A Year With No Progress



     Another year, another Mother’s Day, came and went with little impression that I was serious about writing.  My intention was to take a few weeks and gather some steam then dive back in boldly.  Sadly that was not the case.  I looked back at the Forcing The Issue, Doin' Sh*t With Pat, and Kronicles of KD from time to time with feelings of amusement, longing and a dash of shame.
This is a Sunflower that I failed to cultivate
properly in the
Three Sisters tradition.



     Over the last year I bounced between various interests and completely ignored writing.  I strayed from a life of simplicity or focusing on one pursuit, by taking on several passions, while truly devoting to none of them.  I watched far too many movies/TV shows (I even failed to Log all of the movies I watched in 2012).  I did not read any significant literature and spent too much time at the gym (with very little changed in my overall physical fitness).  The constant shift in interest left me feeling like I was plugging the leaks in a dam and praying that it would not burst.  All of the activities fought for my time and led to inattention, then apathy and finally... abandon. 
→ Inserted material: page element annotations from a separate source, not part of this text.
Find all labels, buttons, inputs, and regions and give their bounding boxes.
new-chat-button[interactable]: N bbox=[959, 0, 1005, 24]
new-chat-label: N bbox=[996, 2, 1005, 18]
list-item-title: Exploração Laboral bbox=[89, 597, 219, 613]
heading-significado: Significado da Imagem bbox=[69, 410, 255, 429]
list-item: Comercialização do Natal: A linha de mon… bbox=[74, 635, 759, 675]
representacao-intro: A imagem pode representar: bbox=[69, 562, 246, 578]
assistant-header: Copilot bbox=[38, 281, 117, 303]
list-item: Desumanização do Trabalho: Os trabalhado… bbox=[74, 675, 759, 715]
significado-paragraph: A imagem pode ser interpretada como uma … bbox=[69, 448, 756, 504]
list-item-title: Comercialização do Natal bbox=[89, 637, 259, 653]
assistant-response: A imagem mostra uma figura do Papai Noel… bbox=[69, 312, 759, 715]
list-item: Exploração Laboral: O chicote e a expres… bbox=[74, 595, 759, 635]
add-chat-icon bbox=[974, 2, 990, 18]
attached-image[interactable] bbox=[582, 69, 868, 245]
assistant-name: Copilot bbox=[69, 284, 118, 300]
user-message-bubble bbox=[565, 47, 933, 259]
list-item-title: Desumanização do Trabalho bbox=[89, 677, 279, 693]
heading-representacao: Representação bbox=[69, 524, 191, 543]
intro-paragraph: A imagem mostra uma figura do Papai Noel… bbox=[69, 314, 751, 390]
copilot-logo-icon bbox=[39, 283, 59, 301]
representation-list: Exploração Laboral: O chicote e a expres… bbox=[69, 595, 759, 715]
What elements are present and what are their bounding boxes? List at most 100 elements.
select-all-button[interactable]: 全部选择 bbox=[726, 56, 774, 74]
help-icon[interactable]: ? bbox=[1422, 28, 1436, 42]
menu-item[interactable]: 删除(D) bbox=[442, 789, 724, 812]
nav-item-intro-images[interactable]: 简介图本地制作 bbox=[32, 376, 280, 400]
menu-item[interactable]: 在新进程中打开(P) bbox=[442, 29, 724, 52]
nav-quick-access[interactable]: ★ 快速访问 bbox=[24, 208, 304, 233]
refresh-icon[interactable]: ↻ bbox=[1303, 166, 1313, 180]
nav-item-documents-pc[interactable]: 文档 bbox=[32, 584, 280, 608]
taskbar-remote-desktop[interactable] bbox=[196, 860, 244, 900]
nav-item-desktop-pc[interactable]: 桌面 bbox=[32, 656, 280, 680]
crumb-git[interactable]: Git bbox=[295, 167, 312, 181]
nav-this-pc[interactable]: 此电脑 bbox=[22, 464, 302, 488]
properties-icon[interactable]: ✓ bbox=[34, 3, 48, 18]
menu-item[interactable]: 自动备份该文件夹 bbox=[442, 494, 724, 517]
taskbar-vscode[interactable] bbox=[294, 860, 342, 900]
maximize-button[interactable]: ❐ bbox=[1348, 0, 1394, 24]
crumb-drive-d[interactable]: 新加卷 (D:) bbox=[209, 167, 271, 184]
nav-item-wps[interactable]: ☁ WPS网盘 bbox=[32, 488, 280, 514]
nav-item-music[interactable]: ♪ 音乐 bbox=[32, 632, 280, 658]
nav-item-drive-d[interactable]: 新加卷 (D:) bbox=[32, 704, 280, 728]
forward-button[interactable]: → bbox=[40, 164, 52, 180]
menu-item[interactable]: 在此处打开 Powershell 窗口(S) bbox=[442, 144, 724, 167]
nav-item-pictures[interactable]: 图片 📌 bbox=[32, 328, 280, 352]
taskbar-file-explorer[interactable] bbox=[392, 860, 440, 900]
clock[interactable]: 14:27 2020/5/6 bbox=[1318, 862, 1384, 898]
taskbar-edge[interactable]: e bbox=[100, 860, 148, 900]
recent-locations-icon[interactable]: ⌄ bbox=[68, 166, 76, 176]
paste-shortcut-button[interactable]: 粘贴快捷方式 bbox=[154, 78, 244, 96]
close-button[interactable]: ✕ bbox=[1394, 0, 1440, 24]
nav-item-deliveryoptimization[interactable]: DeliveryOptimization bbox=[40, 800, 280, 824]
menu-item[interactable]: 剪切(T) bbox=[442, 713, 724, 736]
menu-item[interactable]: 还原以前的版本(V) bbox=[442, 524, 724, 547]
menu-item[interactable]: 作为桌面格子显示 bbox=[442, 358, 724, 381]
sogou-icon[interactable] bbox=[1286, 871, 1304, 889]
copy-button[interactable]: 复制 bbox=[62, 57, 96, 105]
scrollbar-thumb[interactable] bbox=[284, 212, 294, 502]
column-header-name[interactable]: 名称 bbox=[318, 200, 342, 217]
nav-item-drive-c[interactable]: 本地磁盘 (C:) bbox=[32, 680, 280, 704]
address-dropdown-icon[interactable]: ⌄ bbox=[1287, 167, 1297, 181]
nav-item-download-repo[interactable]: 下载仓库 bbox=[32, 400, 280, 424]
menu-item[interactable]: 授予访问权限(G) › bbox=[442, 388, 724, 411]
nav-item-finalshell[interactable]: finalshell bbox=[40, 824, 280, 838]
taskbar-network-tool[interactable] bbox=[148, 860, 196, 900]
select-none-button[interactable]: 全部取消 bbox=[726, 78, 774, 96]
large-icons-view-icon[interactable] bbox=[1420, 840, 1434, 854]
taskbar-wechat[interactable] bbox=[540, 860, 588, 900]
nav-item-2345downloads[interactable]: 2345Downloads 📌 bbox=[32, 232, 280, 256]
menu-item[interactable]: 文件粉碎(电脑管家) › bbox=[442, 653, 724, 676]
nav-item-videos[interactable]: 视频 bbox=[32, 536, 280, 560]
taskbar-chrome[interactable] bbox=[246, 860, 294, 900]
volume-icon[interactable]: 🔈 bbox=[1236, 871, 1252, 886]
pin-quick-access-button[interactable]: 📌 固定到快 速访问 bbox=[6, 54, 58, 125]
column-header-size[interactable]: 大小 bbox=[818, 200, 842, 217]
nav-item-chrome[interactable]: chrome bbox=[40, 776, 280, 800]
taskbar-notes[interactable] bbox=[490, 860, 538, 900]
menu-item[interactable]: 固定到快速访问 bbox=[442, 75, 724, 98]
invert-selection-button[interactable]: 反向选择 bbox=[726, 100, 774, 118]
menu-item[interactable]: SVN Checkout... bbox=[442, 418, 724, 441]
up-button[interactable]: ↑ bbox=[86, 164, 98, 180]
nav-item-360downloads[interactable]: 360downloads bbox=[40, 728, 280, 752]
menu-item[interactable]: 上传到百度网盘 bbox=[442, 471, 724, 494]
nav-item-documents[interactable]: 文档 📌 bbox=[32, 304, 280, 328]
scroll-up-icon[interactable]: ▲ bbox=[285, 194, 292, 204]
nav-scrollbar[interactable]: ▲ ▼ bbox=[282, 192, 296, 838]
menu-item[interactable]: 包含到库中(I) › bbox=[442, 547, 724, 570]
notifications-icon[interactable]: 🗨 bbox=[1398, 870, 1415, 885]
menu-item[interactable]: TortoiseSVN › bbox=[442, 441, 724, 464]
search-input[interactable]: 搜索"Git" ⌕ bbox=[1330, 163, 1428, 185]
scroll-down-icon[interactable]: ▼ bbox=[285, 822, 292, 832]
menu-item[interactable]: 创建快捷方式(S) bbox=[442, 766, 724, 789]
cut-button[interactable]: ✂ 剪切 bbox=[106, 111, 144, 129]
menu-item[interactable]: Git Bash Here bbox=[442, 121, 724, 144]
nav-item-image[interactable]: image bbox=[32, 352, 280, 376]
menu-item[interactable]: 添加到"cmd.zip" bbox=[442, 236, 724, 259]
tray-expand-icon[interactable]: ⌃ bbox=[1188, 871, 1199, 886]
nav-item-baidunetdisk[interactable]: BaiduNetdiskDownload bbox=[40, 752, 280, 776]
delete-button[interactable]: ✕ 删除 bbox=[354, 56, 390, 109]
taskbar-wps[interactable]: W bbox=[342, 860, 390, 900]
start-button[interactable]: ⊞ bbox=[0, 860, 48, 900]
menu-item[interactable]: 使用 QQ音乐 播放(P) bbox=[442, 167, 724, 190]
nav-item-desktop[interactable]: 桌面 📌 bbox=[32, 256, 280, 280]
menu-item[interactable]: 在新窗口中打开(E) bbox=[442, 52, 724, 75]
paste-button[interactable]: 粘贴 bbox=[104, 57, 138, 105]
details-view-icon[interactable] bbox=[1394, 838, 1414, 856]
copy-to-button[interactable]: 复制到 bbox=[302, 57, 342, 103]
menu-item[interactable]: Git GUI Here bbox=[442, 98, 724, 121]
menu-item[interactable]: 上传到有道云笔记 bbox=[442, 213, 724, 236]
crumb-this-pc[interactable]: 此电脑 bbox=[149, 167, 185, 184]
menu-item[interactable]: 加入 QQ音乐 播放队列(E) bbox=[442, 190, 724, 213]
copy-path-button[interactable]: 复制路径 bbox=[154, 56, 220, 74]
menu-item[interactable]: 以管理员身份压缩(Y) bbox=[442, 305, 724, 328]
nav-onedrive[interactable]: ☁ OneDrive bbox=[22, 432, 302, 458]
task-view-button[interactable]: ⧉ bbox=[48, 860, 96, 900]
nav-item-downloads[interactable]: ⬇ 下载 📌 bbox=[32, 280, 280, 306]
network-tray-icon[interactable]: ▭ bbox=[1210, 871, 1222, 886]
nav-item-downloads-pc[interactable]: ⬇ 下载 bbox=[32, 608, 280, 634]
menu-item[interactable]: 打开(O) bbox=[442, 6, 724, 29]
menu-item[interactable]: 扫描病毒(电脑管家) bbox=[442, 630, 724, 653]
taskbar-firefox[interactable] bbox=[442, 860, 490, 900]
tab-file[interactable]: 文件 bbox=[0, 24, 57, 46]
     The shucking of responsibility was wonderful, but the specter of languishing creative projects haunted my shadow.  I truly enjoyed the time spent with family and friends although my heart longed for the outlet or release of crafting new narratives.  Priorities shifted and it meant ignoring the visceral desire to create characters, settings and storyboards in favor of fun, family and consuming culture.  A void grew within me faster than expected and had a palpable effect on my demeanor.

     I had grand ideas about writing a Children's book for Christmas, a d20game module and taking part in writing discussions; but those goals were far too lofty for this novice.  Over the last year I considered how and where I would like to be, personally and professionally, in the near future.  The path I was following did not lead toward any of the goals I had previously stated.  I was distraught over the lack of focus and progress.

     I am determined to move forward with attainable goals and smaller benchmarks to generate progress toward becoming a more prolific writer.  The ultimate goal is to transition into publishing my writing in a professional context and generating a fulfilling creative experience.  Thanks for reading~


Looking forward: Memorial Day...

1 comment:

  1. Ambitious but attainable ultimate goal, I look forward to seeing you map out how you're going to get there.